Pathogens. 2021 Dec 29;11(1):35. doi: 10.3390/pathogens11010035.


Tomato (Solanum lycopersicum), as an important economical vegetable, is often infected with Rhizoctonia solani, which results in a substantial reduction in production. Therefore, the molecular mechanism of biocontrol microorganisms assisting tomato to resist pathogens is worth exploring. Here, we use Bacillus amyloliquefaciens SN16-1 as biocontrol bacteria, and employed RNA-Seq technology to study tomato gene and defense-signaling pathways expression. Gene Ontology (GO) analyses showed that an oxidation-reduction process, peptidase regulator activity, and oxidoreductase activity were predominant.
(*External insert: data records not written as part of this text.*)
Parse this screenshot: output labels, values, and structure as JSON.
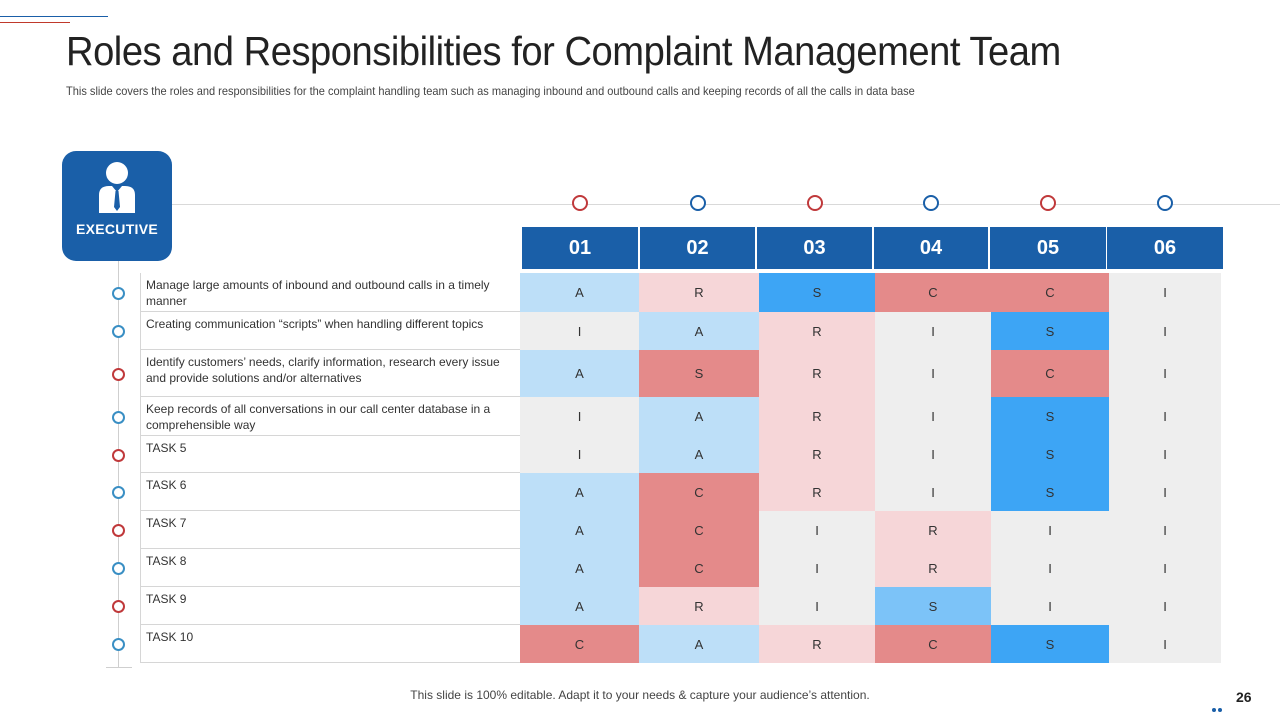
{
  "title": "Roles and Responsibilities for Complaint Management Team",
  "subtitle": "This slide covers the roles and responsibilities for the complaint handling team such as managing inbound and outbound calls and  keeping records of all the calls in data base",
  "executive_label": "EXECUTIVE",
  "columns": [
    "01",
    "02",
    "03",
    "04",
    "05",
    "06"
  ],
  "column_circle_colors": [
    "#c0393b",
    "#1a5fa8",
    "#c0393b",
    "#1a5fa8",
    "#c0393b",
    "#1a5fa8"
  ],
  "tasks": [
    "Manage large amounts of inbound and outbound calls in a timely manner",
    "Creating  communication “scripts” when handling different topics",
    "Identify customers’ needs, clarify information, research every issue and provide solutions and/or alternatives",
    "Keep records of all conversations in our call center database in a comprehensible way",
    "TASK 5",
    "TASK 6",
    "TASK 7",
    "TASK 8",
    "TASK 9",
    "TASK 10"
  ],
  "row_circle_colors": [
    "#3a8fc4",
    "#3a8fc4",
    "#c0393b",
    "#3a8fc4",
    "#c0393b",
    "#3a8fc4",
    "#c0393b",
    "#3a8fc4",
    "#c0393b",
    "#3a8fc4"
  ],
  "matrix": [
    [
      "A",
      "R",
      "S",
      "C",
      "C",
      "I"
    ],
    [
      "I",
      "A",
      "R",
      "I",
      "S",
      "I"
    ],
    [
      "A",
      "S",
      "R",
      "I",
      "C",
      "I"
    ],
    [
      "I",
      "A",
      "R",
      "I",
      "S",
      "I"
    ],
    [
      "I",
      "A",
      "R",
      "I",
      "S",
      "I"
    ],
    [
      "A",
      "C",
      "R",
      "I",
      "S",
      "I"
    ],
    [
      "A",
      "C",
      "I",
      "R",
      "I",
      "I"
    ],
    [
      "A",
      "C",
      "I",
      "R",
      "I",
      "I"
    ],
    [
      "A",
      "R",
      "I",
      "S",
      "I",
      "I"
    ],
    [
      "C",
      "A",
      "R",
      "C",
      "S",
      "I"
    ]
  ],
  "cell_colors": [
    [
      "#bddff8",
      "#f6d6d8",
      "#3da5f5",
      "#e48a8a",
      "#e48a8a",
      "#eeeeee"
    ],
    [
      "#eeeeee",
      "#bddff8",
      "#f6d6d8",
      "#eeeeee",
      "#3da5f5",
      "#eeeeee"
    ],
    [
      "#bddff8",
      "#e48a8a",
      "#f6d6d8",
      "#eeeeee",
      "#e48a8a",
      "#eeeeee"
    ],
    [
      "#eeeeee",
      "#bddff8",
      "#f6d6d8",
      "#eeeeee",
      "#3da5f5",
      "#eeeeee"
    ],
    [
      "#eeeeee",
      "#bddff8",
      "#f6d6d8",
      "#eeeeee",
      "#3da5f5",
      "#eeeeee"
    ],
    [
      "#bddff8",
      "#e48a8a",
      "#f6d6d8",
      "#eeeeee",
      "#3da5f5",
      "#eeeeee"
    ],
    [
      "#bddff8",
      "#e48a8a",
      "#eeeeee",
      "#f6d6d8",
      "#eeeeee",
      "#eeeeee"
    ],
    [
      "#bddff8",
      "#e48a8a",
      "#eeeeee",
      "#f6d6d8",
      "#eeeeee",
      "#eeeeee"
    ],
    [
      "#bddff8",
      "#f6d6d8",
      "#eeeeee",
      "#7cc3f8",
      "#eeeeee",
      "#eeeeee"
    ],
    [
      "#e48a8a",
      "#bddff8",
      "#f6d6d8",
      "#e48a8a",
      "#3da5f5",
      "#eeeeee"
    ]
  ],
  "footer": "This slide is 100% editable. Adapt it to your needs & capture your audience’s attention.",
  "page_number": "26",
  "colors": {
    "primary_blue": "#1a5fa8",
    "accent_red": "#c0393b"
  }
}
Kyoto Encyclopedia of Genes and Genomes (KEGG) analyses showed that phenylpropanoid biosynthesis, biosynthesis of unsaturated fatty acids, aldosterone synthesis and secretion, and phototransduction were significantly enriched. SN16-1 activated defenses in the tomato via systemic-acquired resistance (which depends on the salicylic acid signaling pathway), rather than classic induction of systemic resistance. The genes induced by SN16-1 included transcription factors, plant hormones (ethylene, auxin, abscisic acid, and gibberellin), receptor-like kinases, heat shock proteins, and defense proteins. SN16-1 rarely activated pathogenesis-related proteins, but most pathogenesis-related proteins were induced in the presence of the pathogens. In addition, the molecular mechanisms of the response of tomatoes to SN16-1 and R. solani RS520 were significantly different.

Keywords: RAN-Seq; beneficial bacteria; biocontrol; plant defense; plant–microbe interaction.